La taxe BPOL est imposée et gérée par les autorités locales. Code de Virginie § 58.1-3703.1 autorise le département à prendre des décisions sur les appels des contribuables concernant les évaluations fiscales de BPOL. En appel, un avis d'imposition BPOL est réputé à première vue correcte, à savoirL'évaluation locale est maintenue à moins que le contribuable ne prouve qu'elle est incorrecte.
La détermination suivante est basée sur les faits présentés au Département et résumés ci-dessous. Les Code de Virginie Les articles, règlements et documents publics cités sont disponibles en ligne à l'adresse www.tax.virginia.gov dans la section Tax Policy Library du site web du ministère.
FAITS
Le contribuable est un fournisseur de services informatiques qui possède plusieurs sites dans la ville et dans le monde entier. Vous déclarez qu'il était impossible ou peu pratique de déterminer le lieu d'implantation de ses recettes brutes en vertu des règles générales relatives au lieu d'implantation ; par conséquent, le contribuable a réparti ses recettes brutes sur la base de la masse salariale.

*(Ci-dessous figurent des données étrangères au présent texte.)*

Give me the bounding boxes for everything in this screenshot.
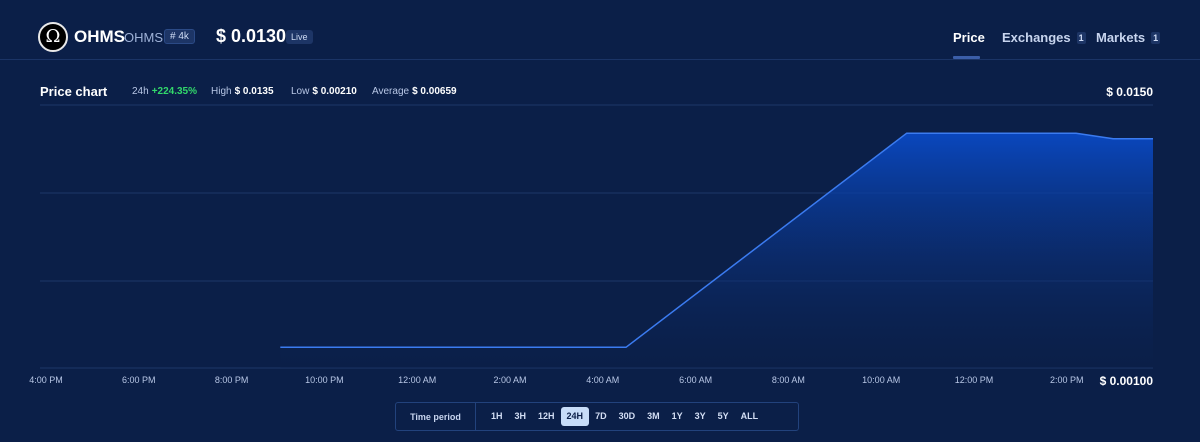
x-tick-label: 12:00 PM bbox=[955, 375, 994, 385]
period-button-24h[interactable]: 24H bbox=[560, 407, 590, 426]
period-button-all[interactable]: ALL bbox=[735, 407, 765, 426]
period-button-3h[interactable]: 3H bbox=[509, 407, 533, 426]
period-button-1h[interactable]: 1H bbox=[485, 407, 509, 426]
x-tick-label: 2:00 AM bbox=[493, 375, 526, 385]
time-period-options: 1H 3H 12H 24H 7D 30D 3M 1Y 3Y 5Y ALL bbox=[476, 407, 764, 426]
x-tick-label: 6:00 PM bbox=[122, 375, 156, 385]
period-button-12h[interactable]: 12H bbox=[532, 407, 561, 426]
x-tick-label: 10:00 AM bbox=[862, 375, 900, 385]
x-tick-label: 4:00 AM bbox=[586, 375, 619, 385]
period-button-3y[interactable]: 3Y bbox=[689, 407, 712, 426]
price-area bbox=[280, 133, 1153, 368]
x-tick-label: 4:00 PM bbox=[29, 375, 63, 385]
time-period-label: Time period bbox=[396, 403, 476, 430]
period-button-3m[interactable]: 3M bbox=[641, 407, 666, 426]
price-chart[interactable]: 4:00 PM 6:00 PM 8:00 PM 10:00 PM 12:00 AM 2:0… bbox=[0, 0, 1200, 400]
x-tick-label: 8:00 AM bbox=[772, 375, 805, 385]
x-tick-label: 2:00 PM bbox=[1050, 375, 1084, 385]
time-period-selector: Time period 1H 3H 12H 24H 7D 30D 3M 1Y 3Y 5Y ALL bbox=[395, 402, 799, 431]
x-axis: 4:00 PM 6:00 PM 8:00 PM 10:00 PM 12:00 AM 2:0… bbox=[29, 375, 1083, 385]
x-tick-label: 12:00 AM bbox=[398, 375, 436, 385]
period-button-7d[interactable]: 7D bbox=[589, 407, 613, 426]
period-button-1y[interactable]: 1Y bbox=[666, 407, 689, 426]
period-button-5y[interactable]: 5Y bbox=[712, 407, 735, 426]
x-tick-label: 6:00 AM bbox=[679, 375, 712, 385]
x-tick-label: 8:00 PM bbox=[215, 375, 249, 385]
period-button-30d[interactable]: 30D bbox=[613, 407, 642, 426]
x-tick-label: 10:00 PM bbox=[305, 375, 344, 385]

Aux fins de l'impôt BPOL, le contribuable a calculé ses recettes brutes en soustrayant de ses recettes brutes mondiales totales les recettes brutes générées par chaque État dans lequel il a déposé une déclaration d'impôt sur le revenu et a multiplié le total net par le pourcentage de sa masse salariale en Virginia par rapport à sa masse salariale totale. La ville a contrôlé le contribuable pour les années fiscales en question, a refusé la soustraction des recettes brutes attribuées aux États dans lesquels le contribuable a déposé une déclaration d'impôt sur le revenu, et a imposé une taxe BPOL supplémentaire.
Le contribuable a fait appel des évaluations auprès de la ville, soutenant qu'il n'était pas autorisé à déduire les recettes brutes attribuables à des activités commerciales menées dans d'autres États. Dans sa décision locale finale, la ville a confirmé l'évaluation de l'audit, en concluant que la déduction accordée par le Va. Code § 58.1-3732 B 2 n'est pas applicable au contribuable parce qu'il n'était pas imposable par ailleurs par la ville.

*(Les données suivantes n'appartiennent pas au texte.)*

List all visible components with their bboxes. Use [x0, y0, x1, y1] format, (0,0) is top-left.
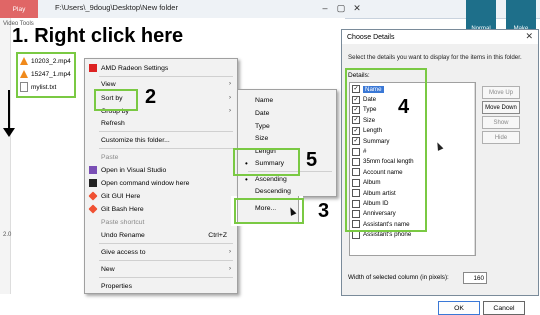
chevron-right-icon: › — [229, 266, 231, 272]
close-icon[interactable]: ✕ — [352, 2, 362, 14]
git-gui-icon — [88, 191, 98, 201]
file-name: 10203_2.mp4 — [31, 57, 71, 65]
file-name: 15247_1.mp4 — [31, 70, 71, 78]
menu-item-label: Open command window here — [101, 179, 190, 187]
chevron-right-icon: › — [229, 108, 231, 114]
menu-item-undo-rename[interactable]: Undo Rename Ctrl+Z — [85, 229, 237, 241]
sort-option-label: Size — [255, 134, 269, 142]
sort-option-type[interactable]: Type — [238, 120, 336, 132]
menu-item-amd-radeon-settings[interactable]: AMD Radeon Settings — [85, 62, 237, 74]
summary-highlight — [233, 148, 300, 176]
move-up-button[interactable]: Move Up — [482, 86, 520, 99]
maximize-icon[interactable]: ▢ — [336, 2, 346, 14]
vlc-icon — [20, 70, 28, 78]
menu-item-open-command-window[interactable]: Open command window here — [85, 177, 237, 189]
move-down-button[interactable]: Move Down — [482, 101, 520, 114]
sort-option-label: Type — [255, 122, 270, 130]
menu-item-label: Refresh — [101, 119, 125, 127]
git-bash-icon — [88, 204, 98, 214]
down-arrow-line — [8, 90, 10, 130]
ok-button[interactable]: OK — [438, 301, 480, 315]
menu-item-git-bash-here[interactable]: Git Bash Here — [85, 203, 237, 215]
menu-item-label: View — [101, 80, 116, 88]
menu-item-paste-shortcut: Paste shortcut — [85, 216, 237, 228]
details-scrollbar[interactable] — [474, 83, 475, 255]
column-width-label: Width of selected column (in pixels): — [348, 274, 449, 281]
sort-option-label: Date — [255, 109, 270, 117]
menu-item-label: AMD Radeon Settings — [101, 64, 169, 72]
sort-option-label: Descending — [255, 187, 291, 195]
dialog-description: Select the details you want to display f… — [348, 54, 522, 61]
menu-item-shortcut: Ctrl+Z — [208, 231, 227, 239]
sort-option-label: Name — [255, 96, 274, 104]
menu-item-label: Git GUI Here — [101, 192, 141, 200]
menu-item-refresh[interactable]: Refresh — [85, 117, 237, 129]
menu-separator — [99, 131, 233, 132]
menu-separator — [99, 148, 233, 149]
menu-separator — [99, 76, 233, 77]
window-path: F:\Users\_9doug\Desktop\New folder — [55, 3, 178, 12]
amd-icon — [89, 64, 97, 72]
details-list-highlight — [345, 68, 427, 232]
menu-separator — [99, 260, 233, 261]
menu-item-new[interactable]: New › — [85, 263, 237, 275]
detail-label: Assistant's phone — [363, 231, 412, 239]
navigation-pane-edge — [0, 18, 11, 294]
menu-separator — [99, 243, 233, 244]
play-tab[interactable]: Play — [0, 0, 38, 18]
step-5-callout: 5 — [306, 149, 318, 171]
sort-by-submenu: Name Date Type Size Length • Summary • A… — [237, 89, 337, 197]
menu-item-customize-folder[interactable]: Customize this folder... — [85, 134, 237, 146]
menu-item-label: New — [101, 265, 115, 273]
menu-item-open-in-visual-studio[interactable]: Open in Visual Studio — [85, 164, 237, 176]
vlc-icon — [20, 57, 28, 65]
dialog-titlebar: Choose Details ✕ — [342, 30, 538, 44]
close-icon[interactable]: ✕ — [525, 31, 533, 42]
menu-item-git-gui-here[interactable]: Git GUI Here — [85, 190, 237, 202]
menu-item-label: Paste shortcut — [101, 218, 145, 226]
dialog-title: Choose Details — [347, 33, 395, 41]
sort-option-name[interactable]: Name — [238, 94, 336, 106]
sort-option-size[interactable]: Size — [238, 132, 336, 144]
file-name: mylist.txt — [31, 83, 57, 91]
cancel-button[interactable]: Cancel — [483, 301, 525, 315]
minimize-icon[interactable]: – — [320, 2, 330, 14]
menu-item-give-access-to[interactable]: Give access to › — [85, 246, 237, 258]
step-3-callout: 3 — [318, 200, 330, 222]
menu-item-label: Paste — [101, 153, 119, 161]
sort-option-date[interactable]: Date — [238, 107, 336, 119]
column-width-input[interactable]: 160 — [463, 272, 487, 284]
menu-item-label: Customize this folder... — [101, 136, 170, 144]
step-1-callout: 1. Right click here — [12, 25, 184, 47]
left-margin-value: 2.0 — [3, 232, 12, 238]
menu-item-label: Open in Visual Studio — [101, 166, 167, 174]
chevron-right-icon: › — [229, 81, 231, 87]
step-2-callout: 2 — [145, 86, 157, 108]
menu-separator — [99, 277, 233, 278]
menu-item-properties[interactable]: Properties — [85, 280, 237, 292]
visual-studio-icon — [89, 166, 97, 174]
file-item[interactable]: 15247_1.mp4 — [20, 68, 71, 80]
hide-button[interactable]: Hide — [482, 131, 520, 144]
menu-item-label: Git Bash Here — [101, 205, 144, 213]
sort-by-highlight — [94, 89, 138, 111]
menu-item-paste: Paste — [85, 151, 237, 163]
file-item[interactable]: 10203_2.mp4 — [20, 55, 71, 67]
step-4-callout: 4 — [398, 96, 410, 118]
command-window-icon — [89, 179, 97, 187]
show-button[interactable]: Show — [482, 116, 520, 129]
file-list: 10203_2.mp4 15247_1.mp4 mylist.txt — [16, 52, 76, 98]
chevron-right-icon: › — [229, 95, 231, 101]
text-file-icon — [20, 82, 28, 92]
menu-item-label: Properties — [101, 282, 132, 290]
menu-item-label: Give access to — [101, 248, 146, 256]
chevron-right-icon: › — [229, 249, 231, 255]
file-item[interactable]: mylist.txt — [20, 81, 56, 93]
menu-item-label: Undo Rename — [101, 231, 145, 239]
sort-option-label: Ascending — [255, 175, 287, 183]
down-arrow-icon — [3, 128, 15, 137]
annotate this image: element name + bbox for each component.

Le contribuable fait appel de la décision finale de la ville auprès du commissaire aux impôts, affirmant que la déduction des recettes brutes attribuables à ses activités menées dans d'autres États ou dans des pays étrangers lui a été refusée.
ANALYSE
Recettes brutes soumises à l'impôt
En vertu de la règle générale d'établissement du siège de la taxe BPOL mesurée par les recettes brutes, Va. Code § 58.1-3703.1 A 3 a states "les recettes brutes incluses dans le calcul de l'impôt sur le revenu. imposable sont uniquement les recettes brutes attribuées à l'exercice d'un privilège soumis à l'octroi d'une licence dans un lieu d'activité déterminé" au sein d'une juridiction locale. (souligné par l'auteur).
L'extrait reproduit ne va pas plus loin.